Da sagte der Kutscher: »Wenn wir nur nicht den
Steinbrüchen zu nahe kommen!« Mir war selbst
bange; ich ließ halten und schlug Feuer, um
wenigstens etwas Unterhaltung an meiner Pfeife zu haben.
Mit einemmale hörten wir ganz nah,
perpendikulär unter uns die Glocke schlagen. Euer
Gnaden mögen glauben, daß mir fatal zumute
wurde. Ich sprang aus dem Wagen, denn seinen eigenen
Beinen kann man trauen, aber denen der Pferde nicht. So
stand ich, in Kot und Regen, ohne mich zu rühren,
bis es gottlob sehr bald anfing zu dämmern. Und wo
hielten wir? Dicht an der Heerser Tiefe und den Turm von
Heerse gerade unter uns. Wären wir noch zwanzig
Schritt weiter gefahren, wir wären alle Kinder des
Todes gewesen.« - »Das war in der Tat kein
Spaß«, versetzte der Gutsherr, halb
versöhnt.
-
- Er hatte unterdessen die
mitgenommenen Papiere durchgesehen.
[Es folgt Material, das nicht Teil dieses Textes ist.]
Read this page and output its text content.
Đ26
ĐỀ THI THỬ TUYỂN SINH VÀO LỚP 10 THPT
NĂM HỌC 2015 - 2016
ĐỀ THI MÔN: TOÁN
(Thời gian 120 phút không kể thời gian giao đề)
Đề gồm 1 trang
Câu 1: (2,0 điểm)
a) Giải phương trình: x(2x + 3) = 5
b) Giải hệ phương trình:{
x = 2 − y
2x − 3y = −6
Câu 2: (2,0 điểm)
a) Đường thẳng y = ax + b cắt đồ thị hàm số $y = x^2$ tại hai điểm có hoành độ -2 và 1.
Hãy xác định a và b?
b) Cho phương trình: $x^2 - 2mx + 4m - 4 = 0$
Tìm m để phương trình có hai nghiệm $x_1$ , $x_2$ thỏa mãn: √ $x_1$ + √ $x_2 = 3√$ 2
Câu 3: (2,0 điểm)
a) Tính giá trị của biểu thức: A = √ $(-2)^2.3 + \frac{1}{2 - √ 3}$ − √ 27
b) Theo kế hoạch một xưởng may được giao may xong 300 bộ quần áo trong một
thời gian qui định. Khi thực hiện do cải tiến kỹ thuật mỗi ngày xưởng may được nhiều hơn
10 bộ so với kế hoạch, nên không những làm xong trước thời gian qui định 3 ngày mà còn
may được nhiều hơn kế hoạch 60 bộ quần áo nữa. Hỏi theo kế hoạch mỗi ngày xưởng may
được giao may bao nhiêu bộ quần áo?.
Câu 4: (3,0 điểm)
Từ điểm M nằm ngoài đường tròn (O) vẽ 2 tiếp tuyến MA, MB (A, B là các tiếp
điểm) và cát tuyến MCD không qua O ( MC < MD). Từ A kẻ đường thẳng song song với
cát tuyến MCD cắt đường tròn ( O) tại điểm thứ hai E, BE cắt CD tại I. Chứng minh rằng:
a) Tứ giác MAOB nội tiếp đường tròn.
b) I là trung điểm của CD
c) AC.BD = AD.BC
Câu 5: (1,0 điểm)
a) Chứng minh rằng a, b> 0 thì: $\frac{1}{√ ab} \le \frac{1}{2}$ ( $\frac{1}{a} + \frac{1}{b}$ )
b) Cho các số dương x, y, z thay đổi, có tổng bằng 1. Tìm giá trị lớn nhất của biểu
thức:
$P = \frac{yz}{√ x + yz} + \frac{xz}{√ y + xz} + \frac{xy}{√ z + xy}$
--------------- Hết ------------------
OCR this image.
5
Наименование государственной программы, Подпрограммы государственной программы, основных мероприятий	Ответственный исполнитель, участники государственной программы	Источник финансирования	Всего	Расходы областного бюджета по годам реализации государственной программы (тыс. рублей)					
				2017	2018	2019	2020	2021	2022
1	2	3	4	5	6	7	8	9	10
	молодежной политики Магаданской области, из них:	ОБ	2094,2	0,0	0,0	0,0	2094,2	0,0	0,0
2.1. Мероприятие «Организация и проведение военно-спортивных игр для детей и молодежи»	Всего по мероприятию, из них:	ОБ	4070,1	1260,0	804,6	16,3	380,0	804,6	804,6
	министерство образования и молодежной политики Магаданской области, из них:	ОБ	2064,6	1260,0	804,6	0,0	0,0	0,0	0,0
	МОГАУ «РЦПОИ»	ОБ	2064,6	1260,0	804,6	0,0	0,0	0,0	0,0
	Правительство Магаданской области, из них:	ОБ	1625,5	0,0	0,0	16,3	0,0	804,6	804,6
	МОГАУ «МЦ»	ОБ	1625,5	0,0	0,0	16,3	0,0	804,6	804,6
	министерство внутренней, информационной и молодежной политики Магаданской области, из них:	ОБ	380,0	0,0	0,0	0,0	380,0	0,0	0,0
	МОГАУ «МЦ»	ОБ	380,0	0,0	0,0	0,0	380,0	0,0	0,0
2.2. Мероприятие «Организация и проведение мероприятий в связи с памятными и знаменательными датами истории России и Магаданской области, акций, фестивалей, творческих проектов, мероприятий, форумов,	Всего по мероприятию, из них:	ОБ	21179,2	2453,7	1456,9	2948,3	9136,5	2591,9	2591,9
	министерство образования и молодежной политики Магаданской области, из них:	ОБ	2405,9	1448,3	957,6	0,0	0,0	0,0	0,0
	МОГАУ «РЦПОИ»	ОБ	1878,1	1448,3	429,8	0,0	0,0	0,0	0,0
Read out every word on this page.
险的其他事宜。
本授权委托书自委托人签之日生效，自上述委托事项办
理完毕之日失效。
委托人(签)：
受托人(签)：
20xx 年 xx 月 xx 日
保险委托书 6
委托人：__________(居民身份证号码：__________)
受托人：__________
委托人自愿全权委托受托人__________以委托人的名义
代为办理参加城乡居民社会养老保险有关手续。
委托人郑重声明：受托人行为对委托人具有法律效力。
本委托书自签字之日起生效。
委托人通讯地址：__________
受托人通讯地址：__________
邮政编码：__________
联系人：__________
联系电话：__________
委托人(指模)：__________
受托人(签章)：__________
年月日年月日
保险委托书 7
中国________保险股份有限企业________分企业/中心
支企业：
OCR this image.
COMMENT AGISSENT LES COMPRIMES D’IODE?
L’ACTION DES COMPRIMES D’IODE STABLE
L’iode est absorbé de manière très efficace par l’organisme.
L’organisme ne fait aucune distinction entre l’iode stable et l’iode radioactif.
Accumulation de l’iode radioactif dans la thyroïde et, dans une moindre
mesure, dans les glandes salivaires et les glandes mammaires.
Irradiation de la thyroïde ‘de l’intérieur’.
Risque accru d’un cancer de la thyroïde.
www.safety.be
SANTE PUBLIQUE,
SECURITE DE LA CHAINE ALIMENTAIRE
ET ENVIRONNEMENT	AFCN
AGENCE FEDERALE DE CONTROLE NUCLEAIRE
Es waren Mahnbriefe
um geliehene Gelder, die meisten von Wucherern. -
»Ich hätte nicht gedacht«, murmelte er,
»daß die Mergels so tief drin steckten.«
- »Ja, und daß es so an den Tag kommen
muß«, versetzte Kapp, »das wird kein
kleiner Ärger für Frau Margreth sein.« -
»Ach Gott, die denkt jetzt daran nicht!« Mit
diesen Worten stand der Gutsherr auf und verließ
das Zimmer, um mit Herrn Kapp die gerichtliche
Leichenschau vorzunehmen. - Die Untersuchung war kurz,
gewaltsamer Tod erwiesen, der vermutliche Täter
entflohen, die Anzeichen gegen ihn zwar gravierend, doch
ohne persönliches Geständnis nicht beweisend,
seine Flucht allerdings sehr verdächtig. So
mußte die gerichtliche Verhandlung ohne
genügenden Erfolg geschlossen werden.